Sore itu bukan hanya matahari yang absen tertutup awan, tapi juga satu pelukan hangat yang biasanya datang sebelum tidur. Kini berganti menjadi kalimat, "Sudah mengerjakan PR belum?"

Mama, Papa sekalian. Jika kita cermati kondisi saat ini, mungkin tanpa sadar telah terjadi sebuah pergeseran yang sangat halus, namun mendalam. Sentuhan kasih sayang digeser, berganti dengan menghabiskan waktu untuk lebih banyak mengerjakan soal atau tugas sekolah. Anak-anak bisa menghafal luas permukaan kerucut, tapi tidak sempat belajar membaca raut wajah orang tuanya. Anak-anak bisa membuat peta konsep tentang pahlawan nasional, tapi tidak dapat berbincang dengan kakek-nenek mereka, justru pahlawan yang menghiasi kehidupan nyata mereka. 

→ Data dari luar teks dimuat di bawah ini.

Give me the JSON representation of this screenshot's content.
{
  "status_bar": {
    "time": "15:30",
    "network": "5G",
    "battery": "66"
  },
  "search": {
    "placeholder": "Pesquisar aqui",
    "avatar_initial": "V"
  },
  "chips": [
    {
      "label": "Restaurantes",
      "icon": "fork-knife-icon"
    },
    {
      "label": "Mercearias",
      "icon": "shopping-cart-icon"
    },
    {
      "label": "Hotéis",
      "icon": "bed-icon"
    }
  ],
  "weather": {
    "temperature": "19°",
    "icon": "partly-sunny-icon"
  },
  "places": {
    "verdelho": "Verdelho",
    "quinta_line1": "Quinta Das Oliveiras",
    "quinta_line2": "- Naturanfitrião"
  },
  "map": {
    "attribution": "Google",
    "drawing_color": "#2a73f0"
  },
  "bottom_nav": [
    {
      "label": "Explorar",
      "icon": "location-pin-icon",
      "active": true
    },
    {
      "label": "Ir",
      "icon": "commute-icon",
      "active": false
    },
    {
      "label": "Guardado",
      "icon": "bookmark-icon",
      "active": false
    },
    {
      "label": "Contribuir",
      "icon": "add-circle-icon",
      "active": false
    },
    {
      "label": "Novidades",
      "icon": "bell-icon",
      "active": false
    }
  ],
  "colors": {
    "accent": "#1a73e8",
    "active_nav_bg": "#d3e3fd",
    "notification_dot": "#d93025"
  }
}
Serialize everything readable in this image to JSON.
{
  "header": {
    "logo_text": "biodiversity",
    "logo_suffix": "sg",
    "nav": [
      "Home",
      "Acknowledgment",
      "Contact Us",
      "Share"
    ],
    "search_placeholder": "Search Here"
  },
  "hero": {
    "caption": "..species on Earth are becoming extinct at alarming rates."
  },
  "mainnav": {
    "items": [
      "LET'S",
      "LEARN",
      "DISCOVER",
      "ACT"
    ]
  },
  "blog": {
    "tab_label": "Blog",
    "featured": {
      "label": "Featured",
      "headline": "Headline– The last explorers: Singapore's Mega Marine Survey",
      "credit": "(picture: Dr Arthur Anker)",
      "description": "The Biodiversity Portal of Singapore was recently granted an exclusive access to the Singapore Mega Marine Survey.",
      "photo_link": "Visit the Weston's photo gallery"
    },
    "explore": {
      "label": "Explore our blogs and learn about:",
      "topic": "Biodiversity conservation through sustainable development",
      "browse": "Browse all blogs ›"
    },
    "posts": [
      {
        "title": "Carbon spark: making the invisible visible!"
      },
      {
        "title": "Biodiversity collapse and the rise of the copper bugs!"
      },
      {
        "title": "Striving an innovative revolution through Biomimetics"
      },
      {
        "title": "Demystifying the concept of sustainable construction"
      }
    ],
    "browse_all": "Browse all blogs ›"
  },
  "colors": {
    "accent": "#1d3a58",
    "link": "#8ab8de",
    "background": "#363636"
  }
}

Mereka menghabiskan waktu dengan duduk manis di meja belajar selama berjam-jam, tapi tak pernah betul-betul duduk di pangkuan ibu sambil mendengarkan dongeng yang membawa mereka bermimpi. Mereka pamit beristirahat namun tidak merasakan sentuhan meski hanya mengusap rambut sebagai sentuhan hangat.

Ada yang Terlewat dalam Kesibukan Mendidik 

Kita sebagai orang dewasa, guru, orang tua, seringkali terlalu rajin untuk memastikan anak-anak memenuhi capaian standar. Kita ingin mereka hebat, pandai, memiliki masa depan. Kita membentuk mereka dengan cetakan berupa jadwal, target dan silabus. Kita lupa, bahwa dalam setiap kepala kecil itu ada hati yang perlu dipeluk sebelum diisi.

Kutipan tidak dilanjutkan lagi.